Just again curious your margin opportunity when you cross that recovery bridge to sort of where you were pre-pandemic, because it looks like your margin profile could be higher? Second question. Great to see the streamers come in with some product and it sounds like that’s going to increase. I’m just curious, the feedback you’re getting from Apple and maybe Amazon and maybe Netflix, I know you’ve sort of experimented with those guys. They’re hesitant for the moment. I think they put a lot of product in maybe that will change over time. Just curious what Apple and your other streaming partners are saying in terms of the success or not they’re getting from the box office. You look at some of the films, it’s not like they’re putting up massive numbers.

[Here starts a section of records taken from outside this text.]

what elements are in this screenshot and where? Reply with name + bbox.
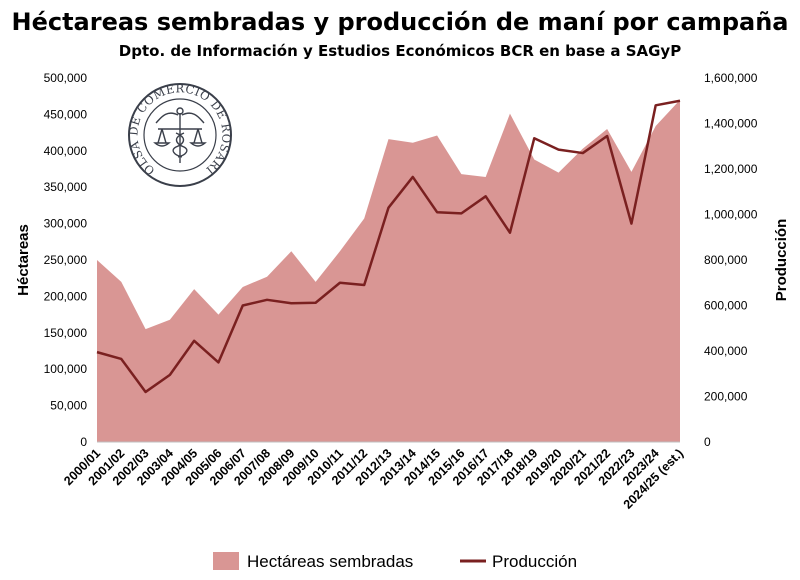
chart-title: Héctareas sembradas y producción de maní… <box>11 8 788 36</box>
y-right-tick-label: 1,000,000 <box>704 208 758 222</box>
y-left-tick-label: 400,000 <box>44 144 88 158</box>
y-left-tick-label: 50,000 <box>50 399 87 413</box>
caduceus-scales-icon <box>153 107 207 163</box>
y-right-tick-label: 600,000 <box>704 299 748 313</box>
legend-swatch-area <box>213 552 239 570</box>
y-left-tick-label: 150,000 <box>44 326 88 340</box>
y-left-tick-label: 100,000 <box>44 362 88 376</box>
chart-subtitle: Dpto. de Información y Estudios Económic… <box>119 42 681 60</box>
area-series-hectareas <box>97 99 680 442</box>
y-right-tick-label: 800,000 <box>704 253 748 267</box>
y-left-tick-label: 500,000 <box>44 71 88 85</box>
y-left-axis-title: Héctareas <box>15 224 32 296</box>
y-left-tick-label: 200,000 <box>44 289 88 303</box>
y-right-tick-label: 400,000 <box>704 344 748 358</box>
y-left-tick-label: 450,000 <box>44 107 88 121</box>
y-right-axis-title: Producción <box>773 219 790 302</box>
bcr-seal-logo: BOLSA DE COMERCIO DE ROSARIO <box>126 81 233 187</box>
y-right-tick-label: 200,000 <box>704 390 748 404</box>
legend-label-line: Producción <box>492 552 577 571</box>
y-right-tick-label: 0 <box>704 435 711 449</box>
line-series-produccion <box>96 99 681 394</box>
legend-label-area: Hectáreas sembradas <box>247 552 413 571</box>
y-left-tick-label: 250,000 <box>44 253 88 267</box>
y-right-tick-label: 1,200,000 <box>704 162 758 176</box>
y-right-tick-label: 1,600,000 <box>704 71 758 85</box>
y-left-tick-label: 0 <box>80 435 87 449</box>
y-left-tick-label: 300,000 <box>44 217 88 231</box>
y-right-tick-label: 1,400,000 <box>704 117 758 131</box>
y-left-tick-label: 350,000 <box>44 180 88 194</box>
legend: Hectáreas sembradas Producción <box>213 552 577 571</box>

But I think there’s more than just that in terms of what’s important for their ecosystem in terms of how they leverage the theater. And curious over time, Sean, when you think about as those streamers scale up product and maybe we have alternative really taking shape for the first time with concert films, if you think you’re in a position in the next couple of years to have more wide release product than what you had versus pre-pandemic? Thanks, guys.

Sean Gamble: Sure. Thanks, Mike. I appreciate the questions. I guess starting off on kind of confidence in recovery. As we kind of talked about, two of the big macro items are just consumer behavior and overall volume of content. I think the question is probably more geared towards consumer behavior, which, as we’ve mentioned, like what’s been incredibly encouraging to us is just the level of performance of so many films over the past two plus years across all different genres. We’ve seen large films, small films, in all different categories break records quarter-after-quarter. And we look at that and just we look at the potential of films, we see consumers across all demographics have come back when that compelling content is in the marketplace.

So we haven’t seen disruption in that, which is obviously a key driver for our business, if the consumer interest is there. It all starts with that, right? So I definitely think we’ve kind of crossed the bridge on that. Clearly, there was a hold back for a period of time because of fears of the health environment with COVID. But we’re well past that at this point. And now it’s just a matter of getting that content to fully recover, which, again, all signs point to that happening. It’s just taking a little bit of time. Clearly, the whole production process was first disrupted by the pandemic. So we’re still working through that, or the studios are still working through that. And now the strikes have caused another blip. But all indicators, all comments about plans are to the extent of getting content back to where it was.